The importance of Queensland’s private native forests to Australia’s future timber supply

Left: Overstocked spotted gum regrowth, poor crown development and productivity, and very little ground cover. Right: The same forest, four years after thinning good ground cover reduced erosion and markedly increased productivity. Photo credit:Timberbiz

Private native forests of southern Queensland in Australia are extensive and critical to the future supply of timber to the processing sector.

However, majority of the private resource does not managed regrowth resulting in a poor productive and environmental condition. It is estimated that with management, the forests could produce 10 times the quantity of timber currently grown in Queensland.

To raise landholder capacity and to understand the best practices in forest management, Private Forestry Service Queensland (PFSQ) will be undertaking a three-year programme. This will include updating the currently available extension material and producing a series of simple ‘how to’ online video clips on various aspects of forest management – from understanding the native forest practice self-assessable code to forest assessment, forest thinning, product specifications, regeneration and fire management.

The key to success is to make this information widely available, and easily accessible, understood and implemented.

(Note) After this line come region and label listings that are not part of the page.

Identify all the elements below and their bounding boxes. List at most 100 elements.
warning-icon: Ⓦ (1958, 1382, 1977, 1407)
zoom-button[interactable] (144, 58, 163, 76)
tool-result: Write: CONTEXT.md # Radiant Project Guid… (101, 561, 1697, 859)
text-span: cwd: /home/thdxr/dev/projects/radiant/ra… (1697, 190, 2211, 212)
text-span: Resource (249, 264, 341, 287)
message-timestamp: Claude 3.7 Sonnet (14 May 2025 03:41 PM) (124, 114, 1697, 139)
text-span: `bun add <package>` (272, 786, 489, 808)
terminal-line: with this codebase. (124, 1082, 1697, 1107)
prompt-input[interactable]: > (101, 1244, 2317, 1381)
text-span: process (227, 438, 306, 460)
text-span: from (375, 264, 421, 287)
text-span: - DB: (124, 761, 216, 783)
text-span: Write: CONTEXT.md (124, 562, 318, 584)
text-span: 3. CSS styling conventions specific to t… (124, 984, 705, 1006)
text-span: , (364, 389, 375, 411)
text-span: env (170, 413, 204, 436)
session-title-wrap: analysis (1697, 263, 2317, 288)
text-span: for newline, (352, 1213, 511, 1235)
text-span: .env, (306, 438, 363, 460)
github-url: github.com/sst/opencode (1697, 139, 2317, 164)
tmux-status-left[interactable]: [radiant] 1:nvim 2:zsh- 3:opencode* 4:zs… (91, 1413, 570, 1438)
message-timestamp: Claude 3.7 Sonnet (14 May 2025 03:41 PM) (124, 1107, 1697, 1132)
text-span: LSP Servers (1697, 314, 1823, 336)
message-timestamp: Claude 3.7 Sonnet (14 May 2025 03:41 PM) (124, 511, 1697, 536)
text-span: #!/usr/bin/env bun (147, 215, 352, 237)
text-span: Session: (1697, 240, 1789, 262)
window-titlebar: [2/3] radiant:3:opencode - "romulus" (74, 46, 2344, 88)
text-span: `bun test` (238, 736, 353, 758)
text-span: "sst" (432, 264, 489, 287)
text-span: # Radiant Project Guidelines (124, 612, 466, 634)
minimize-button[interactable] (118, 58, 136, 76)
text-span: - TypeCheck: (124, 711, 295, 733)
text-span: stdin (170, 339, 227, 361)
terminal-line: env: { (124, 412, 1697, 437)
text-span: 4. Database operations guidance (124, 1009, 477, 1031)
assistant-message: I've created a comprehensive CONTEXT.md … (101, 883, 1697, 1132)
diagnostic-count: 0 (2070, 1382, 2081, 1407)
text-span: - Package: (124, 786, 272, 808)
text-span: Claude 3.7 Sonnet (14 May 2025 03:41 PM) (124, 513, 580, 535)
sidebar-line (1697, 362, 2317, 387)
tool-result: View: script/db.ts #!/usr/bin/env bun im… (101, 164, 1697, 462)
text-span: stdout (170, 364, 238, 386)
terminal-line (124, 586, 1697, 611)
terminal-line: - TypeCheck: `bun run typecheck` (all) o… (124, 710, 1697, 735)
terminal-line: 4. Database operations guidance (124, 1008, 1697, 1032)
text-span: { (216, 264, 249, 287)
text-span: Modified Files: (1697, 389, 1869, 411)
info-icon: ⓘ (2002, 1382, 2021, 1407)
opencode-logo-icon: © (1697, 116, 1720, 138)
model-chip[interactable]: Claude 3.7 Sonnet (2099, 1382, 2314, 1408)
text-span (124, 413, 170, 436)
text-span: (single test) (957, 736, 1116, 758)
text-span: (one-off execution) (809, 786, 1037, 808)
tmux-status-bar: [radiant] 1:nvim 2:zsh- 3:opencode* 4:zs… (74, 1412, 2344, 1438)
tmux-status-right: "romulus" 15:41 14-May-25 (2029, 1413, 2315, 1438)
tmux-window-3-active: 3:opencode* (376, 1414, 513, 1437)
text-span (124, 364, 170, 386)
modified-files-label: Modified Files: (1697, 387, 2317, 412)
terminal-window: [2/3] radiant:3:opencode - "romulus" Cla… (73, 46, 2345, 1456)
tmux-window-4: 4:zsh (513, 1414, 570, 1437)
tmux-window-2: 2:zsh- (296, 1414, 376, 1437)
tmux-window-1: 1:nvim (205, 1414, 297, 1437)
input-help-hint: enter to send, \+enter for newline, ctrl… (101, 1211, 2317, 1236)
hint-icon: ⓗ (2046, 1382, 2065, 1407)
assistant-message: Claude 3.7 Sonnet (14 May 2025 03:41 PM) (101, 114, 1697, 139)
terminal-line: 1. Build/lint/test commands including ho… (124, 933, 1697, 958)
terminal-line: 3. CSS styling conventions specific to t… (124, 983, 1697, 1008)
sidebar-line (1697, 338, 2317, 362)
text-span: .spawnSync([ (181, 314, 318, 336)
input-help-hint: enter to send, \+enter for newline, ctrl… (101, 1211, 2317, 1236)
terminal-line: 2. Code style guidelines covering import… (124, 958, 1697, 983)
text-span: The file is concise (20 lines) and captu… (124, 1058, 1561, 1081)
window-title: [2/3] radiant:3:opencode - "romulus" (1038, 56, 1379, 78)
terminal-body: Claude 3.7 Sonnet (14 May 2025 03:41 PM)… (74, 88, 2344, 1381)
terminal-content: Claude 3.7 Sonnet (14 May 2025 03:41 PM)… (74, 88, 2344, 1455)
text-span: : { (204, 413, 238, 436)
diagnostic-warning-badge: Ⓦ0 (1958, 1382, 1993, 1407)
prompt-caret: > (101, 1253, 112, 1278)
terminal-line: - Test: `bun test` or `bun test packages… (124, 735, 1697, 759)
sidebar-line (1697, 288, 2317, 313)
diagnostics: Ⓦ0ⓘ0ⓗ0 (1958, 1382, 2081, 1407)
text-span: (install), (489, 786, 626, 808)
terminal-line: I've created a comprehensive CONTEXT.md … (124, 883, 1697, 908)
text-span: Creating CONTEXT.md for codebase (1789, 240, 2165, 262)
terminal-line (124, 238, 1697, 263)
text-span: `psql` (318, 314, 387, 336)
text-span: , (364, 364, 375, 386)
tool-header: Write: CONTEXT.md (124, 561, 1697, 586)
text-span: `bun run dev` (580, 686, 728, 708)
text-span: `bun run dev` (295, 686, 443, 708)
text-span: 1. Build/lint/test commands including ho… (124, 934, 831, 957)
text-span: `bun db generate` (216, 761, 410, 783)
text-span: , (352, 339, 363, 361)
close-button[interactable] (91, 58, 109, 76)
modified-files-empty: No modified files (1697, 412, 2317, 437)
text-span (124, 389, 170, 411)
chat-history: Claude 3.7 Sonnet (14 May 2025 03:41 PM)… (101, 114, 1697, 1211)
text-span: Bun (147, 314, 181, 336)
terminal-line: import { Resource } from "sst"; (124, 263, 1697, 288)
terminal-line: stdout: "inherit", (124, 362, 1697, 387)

The objectives of the extension program are to:

  • Build landholder and industry understanding about private native forestry opportunities through the provision of relevant, contemporary and targeted information.
  • Engage landholders through a range of extension activities to build their capacity to turn understanding into on-ground practice change.
  • Engage with timber industry players and other relevant individuals and organisations to build their knowledge and support for optimum on-ground private native forestry practices.
  • Deliver improvements in private native forest management practices that enhance forest productivity and land management and environmental outcomes, and are complementary to other land uses.

The programme will build on the results of an extensive series of landholder surveys, including landholders who have participated in past extension activities, to ensure it delivers educational material, workshop formats and in-field activities that are specifically tailored to participant needs.

A series of workshops and field days will be rolled out across southern Queensland.

Funding support and one-on-one assistance will also be available for landholders who have completed a four-day in-field and best practice forest management workshop.

One of the key outcomes of this support will be a network of broad acre demonstration sites, showing how landholders have undertaken best practice forest management ‘on the ground’.

The programme will include a series of workshops involving individual mills’, forest contractors and their regular growers, with a view to forming local area networks that can work towards improved forest production – ensuring the mills have the sustainably managed resource they need to thrive, and forest growers have a viable local processor who continues to purchase their timber.

One such Native Forest Management Field Day will be held on 8 October, with presenters Bill Schulke and Sean Ryan discussing about the impacts of thinning on forest health, productivity, economic returns and grazing.